The sparrows have found our feeders! Granted it took minus temperatures for them to venture into our exposed garden but it’s a start. The hills behind our house were thick with snow this weekend. The trees wore strips of snow up one side of their trunks where the prevailing wind had blown it. Little Owl ignored warnings not to get too close to the edges of a frozen boggy pool. One leg went in up to her knee before Big Dreamer could catch her. She howled but I don’t think she’ll make the same mistake again.
In amongst the skeletal branches of a blackthorn bush a great tit sang out. I couldn’t see him but could hear him very well. Stephen Moss describes the plight of small birds in winter with feeling in his book Wild Hares and Hummingbirds. I am reading it as part of my new year’s resolution to get back to seasonality and simplicity. Wild Hares and Hummingbirds is subtitled The Natural History of an English Village and takes its inspiration from Gilbert White’s seminal text The Natural History of Selbourne. Much to my shame I have a beautiful illustrated version of White’s book but have only ever managed to get about a quarter of the way into it. I need to give it another go. Wild Hares and Hummingbirds is much more readable and in it Moss looks in depth at the wildlife of his home parish of Mark, in Somerset, a chapter for each month of the year.
It probably isn’t often that a Somerset winter has much in common with a Scottish one, but Moss takes a year that sees the UK in the grip of the worst winter for 30 years, so as I delved into the first chapter, the snow-covered Somerset levels were matched by a thick blanket of snow outside. It’s funny how seeing the frozen landscape of Moss’ home parish through his eyes gave me new eyes to see my own surroundings. I loved the way he talked about the snow acting like a natural uplighter, bringing a brilliant clarity to the features of familiar species. He talks about the Norman church in Mark, and the yews there being home to the tiny goldcrest, who survives winter on the thousands of minute insects that live on them. Moss says that yews have long been associated with sacred ground because of their longevity (they are some of the most ancient living things in the UK) and the poisonous quality of their leaves and berries, which discouraged grazing on church grounds. On the school run, we pass a ruined church that dates back to the 1220s. This morning the yews stood out in all their dense green darkness as if I had never seen them before. I wondered if there might be a gold crest somewhere nearby.

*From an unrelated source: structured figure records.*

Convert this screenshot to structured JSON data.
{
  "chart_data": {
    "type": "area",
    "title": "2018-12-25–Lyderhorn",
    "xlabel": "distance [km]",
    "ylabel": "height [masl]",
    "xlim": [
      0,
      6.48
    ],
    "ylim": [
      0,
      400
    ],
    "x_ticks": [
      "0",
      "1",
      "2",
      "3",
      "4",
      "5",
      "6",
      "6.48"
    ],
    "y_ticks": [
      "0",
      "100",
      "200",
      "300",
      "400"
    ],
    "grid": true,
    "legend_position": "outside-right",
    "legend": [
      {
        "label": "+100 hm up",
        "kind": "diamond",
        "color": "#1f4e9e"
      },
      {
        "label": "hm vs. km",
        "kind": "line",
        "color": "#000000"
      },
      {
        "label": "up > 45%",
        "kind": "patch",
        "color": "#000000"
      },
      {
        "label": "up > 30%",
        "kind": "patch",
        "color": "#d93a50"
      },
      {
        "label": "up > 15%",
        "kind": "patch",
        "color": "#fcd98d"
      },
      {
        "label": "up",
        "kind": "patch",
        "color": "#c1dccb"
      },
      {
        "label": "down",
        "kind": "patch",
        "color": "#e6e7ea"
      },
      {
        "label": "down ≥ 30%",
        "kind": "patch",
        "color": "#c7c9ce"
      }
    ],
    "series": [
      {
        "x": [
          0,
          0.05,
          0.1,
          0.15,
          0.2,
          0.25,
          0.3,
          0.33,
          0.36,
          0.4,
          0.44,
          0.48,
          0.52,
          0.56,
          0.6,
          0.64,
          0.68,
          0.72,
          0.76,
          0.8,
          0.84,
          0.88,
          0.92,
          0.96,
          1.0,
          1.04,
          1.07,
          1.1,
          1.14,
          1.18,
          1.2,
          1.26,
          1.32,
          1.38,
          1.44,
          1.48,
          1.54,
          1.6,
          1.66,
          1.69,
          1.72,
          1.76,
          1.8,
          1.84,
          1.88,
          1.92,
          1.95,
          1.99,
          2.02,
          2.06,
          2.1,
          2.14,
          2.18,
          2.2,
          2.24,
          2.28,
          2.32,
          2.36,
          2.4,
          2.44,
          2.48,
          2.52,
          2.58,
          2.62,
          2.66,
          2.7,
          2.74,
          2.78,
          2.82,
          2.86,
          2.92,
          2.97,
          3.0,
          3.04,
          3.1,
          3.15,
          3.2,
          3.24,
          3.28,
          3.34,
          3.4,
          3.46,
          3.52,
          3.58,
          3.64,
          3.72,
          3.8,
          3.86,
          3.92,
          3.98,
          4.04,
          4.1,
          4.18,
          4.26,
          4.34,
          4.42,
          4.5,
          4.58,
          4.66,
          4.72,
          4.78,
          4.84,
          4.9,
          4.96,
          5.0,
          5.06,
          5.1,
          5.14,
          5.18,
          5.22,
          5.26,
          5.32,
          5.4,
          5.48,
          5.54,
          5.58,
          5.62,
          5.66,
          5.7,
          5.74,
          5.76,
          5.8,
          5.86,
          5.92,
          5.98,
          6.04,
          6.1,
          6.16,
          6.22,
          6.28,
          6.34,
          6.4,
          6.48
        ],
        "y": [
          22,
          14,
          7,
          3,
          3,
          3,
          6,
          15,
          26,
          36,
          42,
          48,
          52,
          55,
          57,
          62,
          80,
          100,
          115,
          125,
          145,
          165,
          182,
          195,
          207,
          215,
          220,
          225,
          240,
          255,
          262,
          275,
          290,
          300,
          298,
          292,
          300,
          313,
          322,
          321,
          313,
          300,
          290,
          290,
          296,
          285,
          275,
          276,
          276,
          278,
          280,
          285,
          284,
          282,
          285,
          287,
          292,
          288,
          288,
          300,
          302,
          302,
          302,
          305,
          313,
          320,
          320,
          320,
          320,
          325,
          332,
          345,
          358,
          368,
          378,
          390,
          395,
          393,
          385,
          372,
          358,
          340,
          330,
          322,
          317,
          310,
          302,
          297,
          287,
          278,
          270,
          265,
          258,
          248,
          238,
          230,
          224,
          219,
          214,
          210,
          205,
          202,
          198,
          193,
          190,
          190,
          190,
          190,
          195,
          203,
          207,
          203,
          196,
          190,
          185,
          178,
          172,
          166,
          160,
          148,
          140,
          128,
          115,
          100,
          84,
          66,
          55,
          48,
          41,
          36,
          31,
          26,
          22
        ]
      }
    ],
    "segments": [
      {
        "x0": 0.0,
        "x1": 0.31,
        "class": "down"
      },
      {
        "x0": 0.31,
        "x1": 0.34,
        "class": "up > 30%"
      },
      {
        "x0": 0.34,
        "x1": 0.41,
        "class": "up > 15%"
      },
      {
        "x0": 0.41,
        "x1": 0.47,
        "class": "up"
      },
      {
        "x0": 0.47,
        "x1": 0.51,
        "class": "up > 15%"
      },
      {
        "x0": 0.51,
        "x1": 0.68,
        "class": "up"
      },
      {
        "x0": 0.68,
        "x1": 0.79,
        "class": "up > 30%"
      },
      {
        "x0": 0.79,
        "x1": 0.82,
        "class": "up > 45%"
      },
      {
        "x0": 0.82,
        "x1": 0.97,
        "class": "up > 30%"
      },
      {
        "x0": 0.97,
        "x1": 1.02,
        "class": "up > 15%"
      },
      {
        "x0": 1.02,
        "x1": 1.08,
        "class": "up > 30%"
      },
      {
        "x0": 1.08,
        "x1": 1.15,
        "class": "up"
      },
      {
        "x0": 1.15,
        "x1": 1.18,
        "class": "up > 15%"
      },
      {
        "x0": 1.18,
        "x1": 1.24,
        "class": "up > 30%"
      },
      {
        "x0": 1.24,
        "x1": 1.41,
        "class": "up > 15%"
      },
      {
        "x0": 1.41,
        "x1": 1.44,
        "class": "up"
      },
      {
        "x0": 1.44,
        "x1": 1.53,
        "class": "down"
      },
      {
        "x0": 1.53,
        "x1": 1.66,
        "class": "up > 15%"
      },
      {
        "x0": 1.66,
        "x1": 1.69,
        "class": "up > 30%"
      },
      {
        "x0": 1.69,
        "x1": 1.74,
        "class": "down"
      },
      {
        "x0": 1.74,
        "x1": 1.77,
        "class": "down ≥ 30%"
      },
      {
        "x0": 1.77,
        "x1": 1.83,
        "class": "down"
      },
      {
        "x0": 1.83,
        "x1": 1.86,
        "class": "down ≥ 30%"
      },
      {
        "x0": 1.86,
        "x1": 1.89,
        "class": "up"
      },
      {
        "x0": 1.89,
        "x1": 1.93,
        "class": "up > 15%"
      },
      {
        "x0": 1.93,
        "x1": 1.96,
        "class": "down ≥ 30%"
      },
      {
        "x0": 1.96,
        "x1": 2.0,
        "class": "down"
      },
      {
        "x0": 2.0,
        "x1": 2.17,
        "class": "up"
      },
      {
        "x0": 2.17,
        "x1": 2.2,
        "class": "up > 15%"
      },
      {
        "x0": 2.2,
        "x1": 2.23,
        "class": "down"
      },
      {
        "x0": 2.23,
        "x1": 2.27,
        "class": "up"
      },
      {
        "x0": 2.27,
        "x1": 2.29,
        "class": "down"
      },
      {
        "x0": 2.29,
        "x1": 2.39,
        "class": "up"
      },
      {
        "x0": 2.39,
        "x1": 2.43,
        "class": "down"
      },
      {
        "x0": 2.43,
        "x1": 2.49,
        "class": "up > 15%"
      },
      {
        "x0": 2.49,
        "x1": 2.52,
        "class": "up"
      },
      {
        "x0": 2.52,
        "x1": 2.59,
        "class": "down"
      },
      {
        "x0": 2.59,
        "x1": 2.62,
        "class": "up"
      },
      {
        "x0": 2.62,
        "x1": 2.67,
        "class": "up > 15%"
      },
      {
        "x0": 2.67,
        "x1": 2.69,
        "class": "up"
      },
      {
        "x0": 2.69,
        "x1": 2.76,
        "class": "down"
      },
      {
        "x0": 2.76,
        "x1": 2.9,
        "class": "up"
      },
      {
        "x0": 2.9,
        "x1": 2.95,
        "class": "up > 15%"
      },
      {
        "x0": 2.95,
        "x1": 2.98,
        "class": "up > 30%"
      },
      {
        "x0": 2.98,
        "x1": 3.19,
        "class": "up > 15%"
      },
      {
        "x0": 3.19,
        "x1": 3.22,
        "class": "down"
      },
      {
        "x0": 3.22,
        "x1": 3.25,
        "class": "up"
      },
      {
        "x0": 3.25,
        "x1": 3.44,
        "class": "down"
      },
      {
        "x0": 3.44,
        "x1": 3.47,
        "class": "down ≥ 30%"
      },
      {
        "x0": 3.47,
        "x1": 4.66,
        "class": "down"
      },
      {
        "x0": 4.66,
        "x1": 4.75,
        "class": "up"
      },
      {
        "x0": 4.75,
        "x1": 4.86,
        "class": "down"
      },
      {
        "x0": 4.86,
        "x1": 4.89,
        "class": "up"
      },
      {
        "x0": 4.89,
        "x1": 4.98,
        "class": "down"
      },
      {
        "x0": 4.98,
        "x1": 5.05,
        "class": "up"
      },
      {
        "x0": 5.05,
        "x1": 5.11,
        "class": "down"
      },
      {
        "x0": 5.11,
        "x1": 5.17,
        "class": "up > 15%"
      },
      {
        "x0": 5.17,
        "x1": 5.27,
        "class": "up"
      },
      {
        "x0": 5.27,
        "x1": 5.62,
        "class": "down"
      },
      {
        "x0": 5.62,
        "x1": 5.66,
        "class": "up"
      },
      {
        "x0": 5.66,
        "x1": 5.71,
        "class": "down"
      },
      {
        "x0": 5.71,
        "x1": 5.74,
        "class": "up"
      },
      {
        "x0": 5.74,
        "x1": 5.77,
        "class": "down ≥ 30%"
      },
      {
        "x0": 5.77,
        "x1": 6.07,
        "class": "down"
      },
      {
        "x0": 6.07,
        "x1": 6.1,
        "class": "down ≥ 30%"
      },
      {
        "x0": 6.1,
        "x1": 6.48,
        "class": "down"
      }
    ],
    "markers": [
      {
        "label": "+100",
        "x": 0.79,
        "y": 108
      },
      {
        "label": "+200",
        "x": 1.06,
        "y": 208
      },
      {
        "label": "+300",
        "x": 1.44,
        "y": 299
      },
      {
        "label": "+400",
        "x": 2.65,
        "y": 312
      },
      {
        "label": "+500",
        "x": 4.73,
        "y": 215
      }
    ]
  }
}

As we headed up the hill to school Little Owl suddenly pointed upwards. “The birds are making a ‘s’ Mummy,” she called. Against the clear blue sky there was a skein of birds, so high up it was impossible to tell what they were, but for all the world like a beautiful hand-written ‘s’ that flowed and coiled with their movement. I love that she’s noticing nature in action around her. I’m enjoying keeping my new year’s resolution but it’s all the better for sharing.